Once the 'new' tax credits start in 2020, if your premium is less than the credit you can direct the excess credits to an HSA account even if the health plan is not HSA eligible.But I wonder if you have to have a high deductible plan to contribute to HSA account.
Regular HSA contributions will still require an HSA eligible HDHP that meets current guidelines. The proposed bill does not change the qualifying criteria of an HSA eligible HDHP. An amendment to the bill could change this.
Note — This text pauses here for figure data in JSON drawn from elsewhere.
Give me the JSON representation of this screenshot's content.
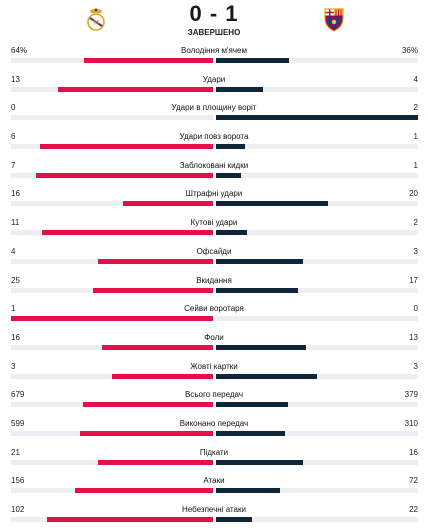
{
  "match": {
    "score": "0 - 1",
    "status": "ЗАВЕРШЕНО",
    "home_crest": "real-madrid-crest",
    "away_crest": "fc-barcelona-crest"
  },
  "colors": {
    "home_bar": "#e3104a",
    "away_bar": "#10253a",
    "track": "#eceef1"
  },
  "stats": [
    {
      "label": "Володіння м'ячем",
      "home": "64%",
      "away": "36%",
      "home_share": 0.64,
      "away_share": 0.36
    },
    {
      "label": "Удари",
      "home": "13",
      "away": "4",
      "home_share": 0.765,
      "away_share": 0.235
    },
    {
      "label": "Удари в площину воріт",
      "home": "0",
      "away": "2",
      "home_share": 0.0,
      "away_share": 1.0
    },
    {
      "label": "Удари повз ворота",
      "home": "6",
      "away": "1",
      "home_share": 0.857,
      "away_share": 0.143
    },
    {
      "label": "Заблоковані кидки",
      "home": "7",
      "away": "1",
      "home_share": 0.875,
      "away_share": 0.125
    },
    {
      "label": "Штрафні удари",
      "home": "16",
      "away": "20",
      "home_share": 0.444,
      "away_share": 0.556
    },
    {
      "label": "Кутові удари",
      "home": "11",
      "away": "2",
      "home_share": 0.846,
      "away_share": 0.154
    },
    {
      "label": "Офсайди",
      "home": "4",
      "away": "3",
      "home_share": 0.571,
      "away_share": 0.429
    },
    {
      "label": "Вкидання",
      "home": "25",
      "away": "17",
      "home_share": 0.595,
      "away_share": 0.405
    },
    {
      "label": "Сейви воротаря",
      "home": "1",
      "away": "0",
      "home_share": 1.0,
      "away_share": 0.0
    },
    {
      "label": "Фоли",
      "home": "16",
      "away": "13",
      "home_share": 0.552,
      "away_share": 0.448
    },
    {
      "label": "Жовті картки",
      "home": "3",
      "away": "3",
      "home_share": 0.5,
      "away_share": 0.5
    },
    {
      "label": "Всього передач",
      "home": "679",
      "away": "379",
      "home_share": 0.642,
      "away_share": 0.358
    },
    {
      "label": "Виконано передач",
      "home": "599",
      "away": "310",
      "home_share": 0.659,
      "away_share": 0.341
    },
    {
      "label": "Підкати",
      "home": "21",
      "away": "16",
      "home_share": 0.568,
      "away_share": 0.432
    },
    {
      "label": "Атаки",
      "home": "156",
      "away": "72",
      "home_share": 0.684,
      "away_share": 0.316
    },
    {
      "label": "Небезпечні атаки",
      "home": "102",
      "away": "22",
      "home_share": 0.823,
      "away_share": 0.177
    }
  ]
}
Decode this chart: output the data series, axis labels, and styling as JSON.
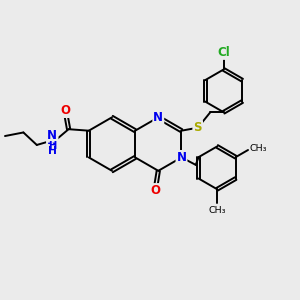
{
  "bg_color": "#ebebeb",
  "bond_color": "#000000",
  "bond_width": 1.4,
  "atom_colors": {
    "N": "#0000ee",
    "O": "#ee0000",
    "S": "#aaaa00",
    "Cl": "#22aa22",
    "C": "#000000",
    "H": "#555555"
  },
  "font_size_atom": 8.5,
  "dbo": 0.055
}
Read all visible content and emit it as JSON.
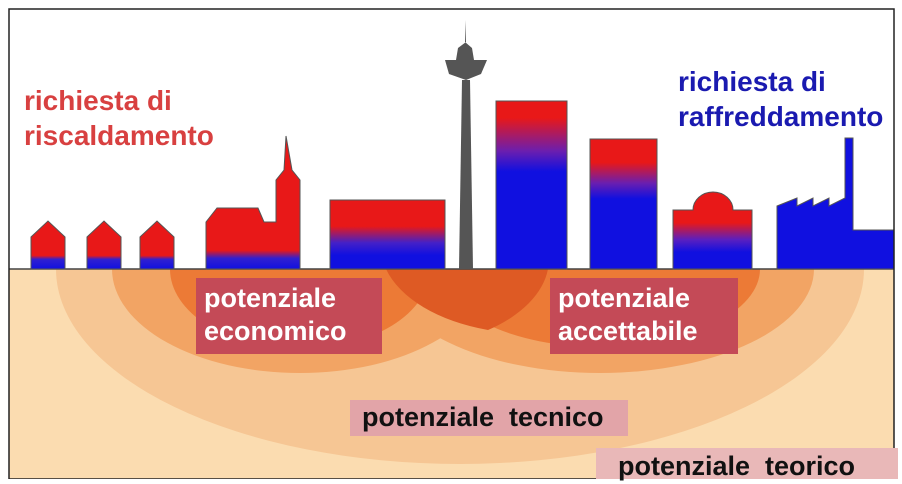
{
  "labels": {
    "heating": [
      "richiesta di",
      "riscaldamento"
    ],
    "cooling": [
      "richiesta di",
      "raffreddamento"
    ],
    "economic": [
      "potenziale",
      "economico"
    ],
    "acceptable": [
      "potenziale",
      "accettabile"
    ],
    "technical": "potenziale  tecnico",
    "theoretical": "potenziale  teorico"
  },
  "colors": {
    "heating_red": "#e81818",
    "cooling_blue": "#1010e0",
    "ground": "#fbdcb0",
    "outer_zone": "#f6c694",
    "technical_zone": "#f2a464",
    "economic_zone": "#ec7a36",
    "overlap_zone": "#de5a24",
    "tower_grey": "#555555",
    "heating_text": "#d84040",
    "cooling_text": "#1a1ab0",
    "label_box": "#c44a57"
  }
}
Medicare does not 'go away' when the Part A Trust Fund runs out. They will still collect payroll taxes (Part A) and premiums (Part B) beyond that point. Those revenue streams will allow Medicare to meet most of its Part A obligations and all of its Part B obligations after that time.The current proposal hastens the Medicare Trust Fund exhaustion by about 4 years.(snip) I just noticed that means the trust runs out of money before instead of after I qualify, and long before my wife qualifies. If I have to adjust our budget for no Medicare I should probably be working on my resume not posting here.
In their 2016 report, the Medicare trustees project that the HI Trust Fund (Part A) will be exhausted in 2028. At that time, HI (Part A) would continue to receive tax income sufficient to pay for 87% of Part A expenses.
Because of the way it is financed, the SMI Trust Fund (Part B) cannot become insolvent.